Quartette #16

 

 

 

Se contenter du demi-jour

 

 

Si vous cherchez à vous mettre à l’abri des giboulées de poncifs poussifs sur la poésie surréaliste allègrement déversées ces temps-ci, précipitez-vous sous les arcades de la revue Catastrophe pour y lire « Pénombres du surréalisme » d’Yves di Manno.

 

À contre-courant de bien des lieux communs, le poète et éditeur montre comment le surréalisme exerce une influence profonde sur la poésie des années 1970 et 1980. Alain Jouffroy, Mathieu Messagier, Jean Malrieu, Jean-Christophe Bailly, Serge Pey, nombreuses sont les voix entrées en poésie par la porte surréaliste. Yves di Manno fut de celles-là : son texte se termine par un témoignage personnel. Jeune, la lecture des Pas perdus (recueil d’articles parus en revue et il y a cent ans lui aussi) agit comme une révélation.

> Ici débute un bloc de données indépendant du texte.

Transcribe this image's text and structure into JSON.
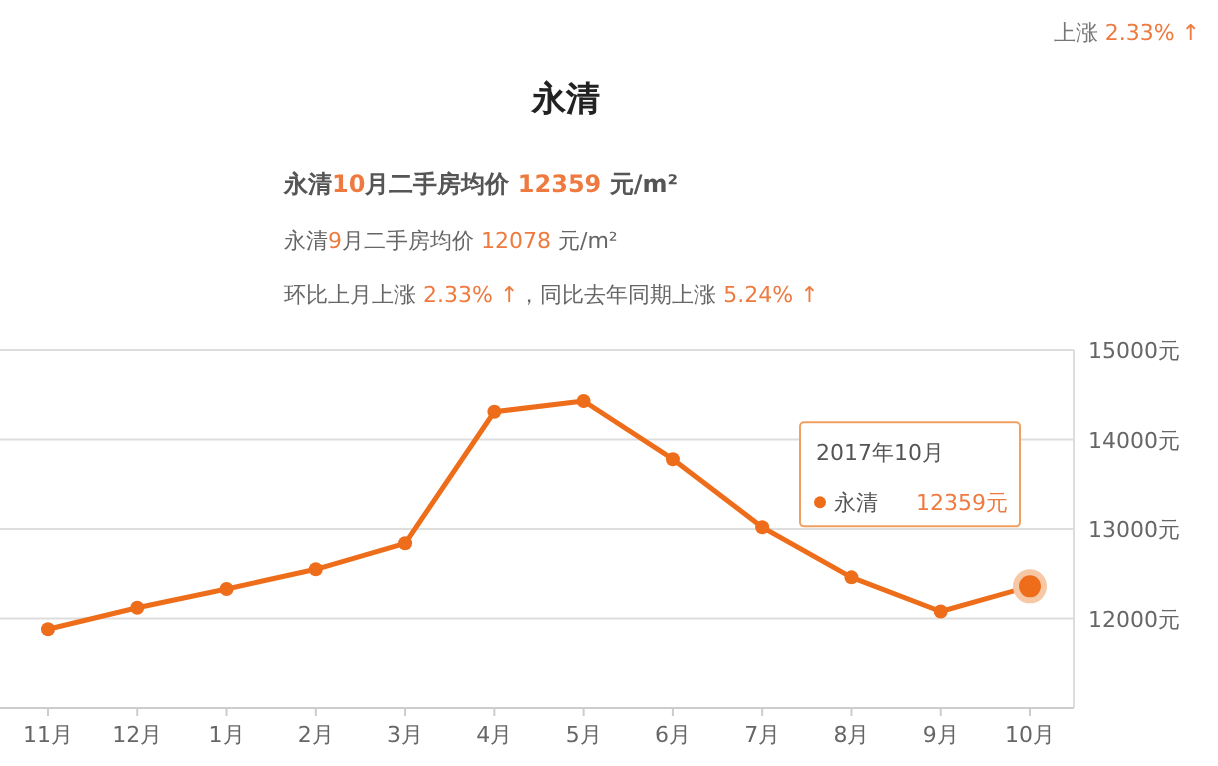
{
  "chart_data": {
    "type": "line",
    "title": "永清",
    "subtitle": "永清10月二手房均价 12359 元/m²",
    "annotations": [
      "上涨 2.33% ↑",
      "永清9月二手房均价 12078 元/m²",
      "环比上月上涨 2.33% ↑，同比去年同期上涨 5.24% ↑",
      "2017年10月"
    ],
    "categories": [
      "11月",
      "12月",
      "1月",
      "2月",
      "3月",
      "4月",
      "5月",
      "6月",
      "7月",
      "8月",
      "9月",
      "10月"
    ],
    "series": [
      {
        "name": "永清",
        "color": "#ee6d1a",
        "values": [
          11880,
          12120,
          12330,
          12550,
          12840,
          14310,
          14430,
          13780,
          13020,
          12460,
          12078,
          12359
        ],
        "value_labels": [
          null,
          null,
          null,
          null,
          null,
          null,
          null,
          null,
          null,
          null,
          null,
          "12359元"
        ]
      }
    ],
    "ylim": [
      11000,
      15000
    ],
    "yticks": [
      {
        "value": 12000,
        "label": "12000元"
      },
      {
        "value": 13000,
        "label": "13000元"
      },
      {
        "value": 14000,
        "label": "14000元"
      },
      {
        "value": 15000,
        "label": "15000元"
      }
    ],
    "grid": "y",
    "marker": "circle",
    "legend": "right",
    "line_style": "solid"
  }
}
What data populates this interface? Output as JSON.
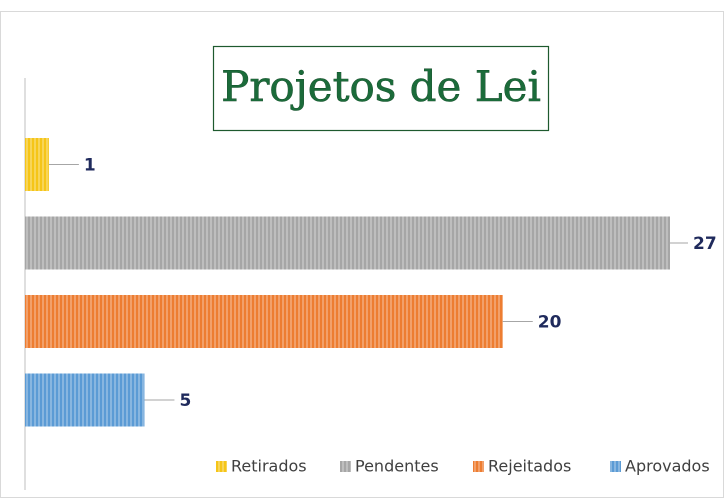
{
  "chart_data": {
    "type": "bar",
    "orientation": "horizontal",
    "title": "Projetos de Lei",
    "categories": [
      "Retirados",
      "Pendentes",
      "Rejeitados",
      "Aprovados"
    ],
    "values": [
      1,
      27,
      20,
      5
    ],
    "colors": [
      "#f5c518",
      "#a6a6a6",
      "#ed7d31",
      "#5b9bd5"
    ],
    "legend": "bottom"
  }
}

Après la mort de Breton en 1966, à l’heure du triomphe de Tel quel et du Nouveau roman, le surréalisme poursuivait secrètement sa route – suivant en cela l’injonction au « demi-jour » proclamée par Breton en juin 1946 dans son hommage à Antonin Artaud.

 

Achevé peu avant la mort d’ Annie Le Brun en juillet, ce texte est dédié à l’autrice des Mots font l’amour que les éditions du Sandre viennent de republier.

 

 

 

Rue Fontaine, il y a foule

 

 

1966, l’année de la mort d’André Breton, fut en bien des points une année remarquable.

 

Antoine Compagnon lui consacra d’ailleurs un  mémorable cours au Collège de France (à écouter directement).

 

Cette année-là, surgissait sur la scène pop française « la crème des groupes anti yéyé », les Boots, représentants d’une pop biberonnée aux « petits gars de Liverpool », Byrds, Kinks, Dylan et autres.

 

Dans la dernière livraison de Schnock (qui met à l’honneur Georges Pompidou, en plein dans l’air du temps), l’ami Pierre Sojdrug retrace l’aventure éphémère des Boots, cette comète d’une culture à la française « qui tient à la fois des beatniks du quartier latin, des minets du Drugstore, des mods de la Locomotive ou des rockers du Golf-Drouot, mais aussi de l’existentialisme façon film de la Nouvelle vague, du système D. à la Pieds Nickelés et, bien sûr, du British Boom ».

 

Pendant ce temps-là, le Jefferson airplane enregistrait son mythique album Surrealistic pillow.

 

 

 

 

 

ZinZac

 

 

De nouvelles revues s’élancent. Voici ZinZac qui annonce la couleur : « Comme les voix de personnages d’un même roman, nous souhaitons faire se rencontrer des auteurs de diverses contrées, de diverses époques. À la manière d’un puzzle, cette revue propose un voyage à travers des âmes vieilles et des âmes jeunes, qui n’en finissent plus de mourir et de renaître. »

 

Le sommaire de la revue fondée par Christophe Le Gac & Rozenn Le Roux est impressionnant (Hocquard, Haenel, Gracian, Holderlin, Lucrèce et Novarina. !), le graphisme d’une haute beauté.

 

 

 

Argile du regard

 

 

Avec Par-delà les figures. Écrits sur l’art 1964-2006, Xavier Bruel et Paul-Henri Giraud ont réuni les textes que Claude Esteban consacra aux peintres et à la peinture, du Siècle d’or espagnol (Velazquez, Le Greco, Lorrain…) aux créateurs de son temps (Bacon, Sima, Ubac, Lam, Chagall, Picasso) – de son premier article de 1964 sur Giorgio Morandi au superbe Ordre donné à la nuit sur Le Caravage.

 

Le fondateur de la revue Argile (1973-1981) écrivit en effet une multitude d’articles sur l’art. Ils étaient disséminés en revues ou en préfaces à des expositions. Grâce au patient travail des éditeurs, voici un beau et fort volume, un grand voyage portatif, une traversée sensible d’un vivant paysage d’images. L’édition parfaitement soignée fait la part belle aux revues qui sont présentées en annexes : Mercure de France, NRF, Preuves, L’Éphémère et Argile bien sûr.

 

Apparaissent parfois fugacement des figures de poètes, comme ce texte d’une très grande justesse sur son ami Octavio Paz. Sans parler de l’effraction du poème avec « Cosmogonie », époustouflant hommage à Sima.

 

Toute cette œuvre sporadiquement dispersée forme désormais un livre de 944 pages, doté d’un index, d’annexes et d’une splendide préface de Pierre Vilar. Un livre comme une ruche de mots dans la forêt du visible.